Central to that is ensuring those who rely on their services stay in contact, Edridge says. 

“A lot of the things we do, like distribution of food and provision of foods - only some of that’s about food. The rest of it is about social contact and interaction. 

“The risk is of course that in this new world we’re living in, it may be fine for people to self-isolate, but then there’s issues if people struggle with loneliness or anxiety or other things. It just accentuates those.” 

The organisation is also canvassing options for those who may need to self-isolate but do not have appropriate accommodation. 

“What we’ve seen in the community is self-isolation is the most effective and widely-used mechanism to reduce infection and contagion,” Edridge says. “That’s fine as long as you have somewhere to self-isolate.” 

“For those who are living in unsatisfactory housing, or don’t have housing at all, self-isolation is a bit of a myth.”

- Wellington City Missioner Murray Edridge

Options are being discussed with both Wellington City Council and private property owners, he says. 

In South Auckland, Penina Health is working hard to ensure its clients and families understand the seriousness of Covid-19. The Pasifika mental health and housing provider is acutely aware of the increased risks Covid-19 poses for the communities and families it works with. 
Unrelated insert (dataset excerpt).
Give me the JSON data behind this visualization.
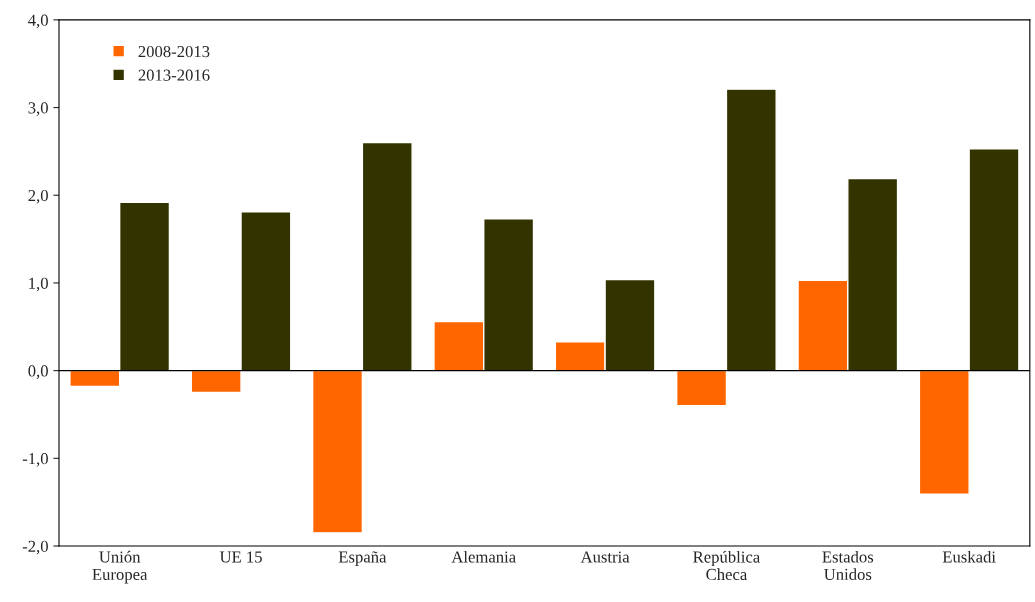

Combating inaccurate information which adds to uncertainty and fear is essential - particularly for elderly, chief executive Roine Lealaiauloto says.

Roine Lealaiauloto

Penina Health chief executive Roine Lealaiauloto

For many of the families and communities Penina Health works, the current pandemic is also a reminder of the devastation of last year’s measles outbreak in Sāmoa - which resulted in more than 80 deaths. Misinformation and a lack of clarity added to pain and confusion for families - here and in Sāmoa, Lealaiauloto says. 

Outlining safe practises and communicating up-to-date information from reliable health sources like the Ministry of Health is top priority throughout Covid-19, she says. 

“Across the board, everyone’s worried,” Lealaiauloto says. “However, there’s a mixture to what that actually means. Some think it’ll pass like other illnesses, then there’s others who are very worried - maybe about their kids or their parents.”